Die durch die Verwendung entsprechender Adwords verursachte Veröffentlichung von Werbeanzeigen bei Eingabe bestimmter Suchbegriffe beinhaltet auch keinen Verstoß gegen die guten Sitten im Wettbewerb. Weder liegt eine sittenwidrige Behinderung noch eine unlautere Rufausbeutung im Sinne von § 1 UWG vor.

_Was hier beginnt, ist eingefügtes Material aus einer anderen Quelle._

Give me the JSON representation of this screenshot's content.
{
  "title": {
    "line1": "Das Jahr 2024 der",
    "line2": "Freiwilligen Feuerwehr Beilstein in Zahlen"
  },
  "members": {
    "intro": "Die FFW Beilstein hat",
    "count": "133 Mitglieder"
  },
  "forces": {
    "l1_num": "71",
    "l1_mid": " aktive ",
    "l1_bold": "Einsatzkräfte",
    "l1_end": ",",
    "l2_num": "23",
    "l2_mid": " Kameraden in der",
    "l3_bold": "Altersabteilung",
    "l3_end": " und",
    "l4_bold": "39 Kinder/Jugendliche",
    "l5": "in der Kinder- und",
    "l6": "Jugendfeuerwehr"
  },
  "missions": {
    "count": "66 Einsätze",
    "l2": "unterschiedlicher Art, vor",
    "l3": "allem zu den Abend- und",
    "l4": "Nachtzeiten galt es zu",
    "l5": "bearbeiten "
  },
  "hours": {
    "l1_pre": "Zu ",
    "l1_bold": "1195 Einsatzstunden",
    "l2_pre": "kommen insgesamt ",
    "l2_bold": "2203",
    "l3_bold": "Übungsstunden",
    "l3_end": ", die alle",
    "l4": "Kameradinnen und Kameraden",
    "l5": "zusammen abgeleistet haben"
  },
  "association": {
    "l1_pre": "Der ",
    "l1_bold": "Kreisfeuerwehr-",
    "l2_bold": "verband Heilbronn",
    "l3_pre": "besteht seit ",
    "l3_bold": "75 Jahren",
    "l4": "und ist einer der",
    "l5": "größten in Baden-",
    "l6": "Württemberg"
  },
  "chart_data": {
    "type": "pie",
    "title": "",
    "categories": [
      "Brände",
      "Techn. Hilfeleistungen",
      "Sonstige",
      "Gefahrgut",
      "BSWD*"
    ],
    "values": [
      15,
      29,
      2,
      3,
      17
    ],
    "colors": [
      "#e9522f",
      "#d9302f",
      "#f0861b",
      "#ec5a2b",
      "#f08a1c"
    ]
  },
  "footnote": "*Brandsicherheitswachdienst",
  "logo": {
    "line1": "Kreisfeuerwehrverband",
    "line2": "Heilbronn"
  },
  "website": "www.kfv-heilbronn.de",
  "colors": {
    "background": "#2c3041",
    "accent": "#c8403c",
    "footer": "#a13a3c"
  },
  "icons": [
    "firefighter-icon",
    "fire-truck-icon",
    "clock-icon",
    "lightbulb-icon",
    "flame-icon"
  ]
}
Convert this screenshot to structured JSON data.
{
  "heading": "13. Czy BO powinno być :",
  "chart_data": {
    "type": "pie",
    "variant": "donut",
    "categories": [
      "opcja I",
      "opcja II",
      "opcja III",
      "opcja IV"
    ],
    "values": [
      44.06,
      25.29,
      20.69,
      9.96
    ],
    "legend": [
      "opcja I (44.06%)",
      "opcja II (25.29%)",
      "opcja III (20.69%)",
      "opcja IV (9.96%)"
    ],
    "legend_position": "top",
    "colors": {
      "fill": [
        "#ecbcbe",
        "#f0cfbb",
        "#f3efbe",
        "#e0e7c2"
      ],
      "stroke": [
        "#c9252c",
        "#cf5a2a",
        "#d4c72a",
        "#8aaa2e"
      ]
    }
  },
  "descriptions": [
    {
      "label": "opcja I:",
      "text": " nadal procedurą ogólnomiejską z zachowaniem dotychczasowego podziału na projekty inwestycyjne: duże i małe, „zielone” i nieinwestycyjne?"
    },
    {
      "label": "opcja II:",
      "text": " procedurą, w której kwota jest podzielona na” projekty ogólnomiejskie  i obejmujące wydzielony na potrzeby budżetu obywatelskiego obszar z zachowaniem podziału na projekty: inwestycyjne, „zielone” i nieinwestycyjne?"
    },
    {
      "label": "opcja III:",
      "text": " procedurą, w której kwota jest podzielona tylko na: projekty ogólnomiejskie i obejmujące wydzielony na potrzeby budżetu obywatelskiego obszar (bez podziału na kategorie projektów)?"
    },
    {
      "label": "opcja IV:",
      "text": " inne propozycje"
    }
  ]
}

Zwar kann die Abwerbung von Kunden vor dem Ladengeschäft der Konkurrenz sich als unlautere Wettbewerbshandlung im Sinne von § 1 UWG darstellen. Damit ist die Situation im Internet jedoch nicht vergleichbar, weil der Kunde hier nicht unmittelbar persönlich angesprochen und dadurch in seiner Entschließungsfreiheit unlauter beeinträchtigt wird. Dass Interessenten für einen bestimmten markengeschützten Begriff mit einer Werbung für Dienstleistungen eines Konkurrenten konfrontiert werden, entspricht als solches durchaus dem Leistungswettbewerb und enthält keine unlautere Behinderung.
Die hier in Rede stehende Form der Anknüpfung der eigenen Werbung an einen Suchbegriff, der als Marke zugunsten eines Konkurrenten geschützt ist, stellt sich auch nicht als Form der unlauteren Rufausbeutung im Sinne von § 1 UWG dar. Denn die hier in Rede stehende Form der Anknüpfung ist in keiner Weise damit verbunden, dass die Werbung irgendeinen inhaltlichen Bezug zu dem Suchbegriff oder gar zu der Marke des Konkurrenten suggeriert. Die Werbung erweckt nicht den Eindruck, als bestünde zwischen dem Anbieter der beworbenen Leistungen und dem Markeninhaber in irgendeiner Form eine wirtschaftliche Beziehung, Kraft derer das Publikum geneigt sein könnte, einen guten Ruf der Markenprodukte auf die in der Anzeige beworbenen Dienstleistungen zu übertragen. Sofern der Betrachter überhaupt in Rechnung stellt, dass die fragliche Werbung in Abhängigkeit von dem eingegebenen Suchbegriff erscheint, kann diesem Umstand nicht mehr entnommen werden, als dass das beworbene Angebot nach Ansicht des Werbungtreibenden für Personen von Interesse sein könnte, die nach dem in Rede stehenden Begriff suchen. Auch dies würde aber keinen Aspekt unlauteren Wettbewerbsverhaltens begründen, sondern lediglich die dem Leistungswettbewerb immanente Konkurrenzsituation kennzeichnen.
Die Kostenentscheidung folgt aus § 91 ZPO. Der Ausspruch über die vorläufige Vollstreckbarkeit beruht auf § 708 Nr. 6, 711 ZPO.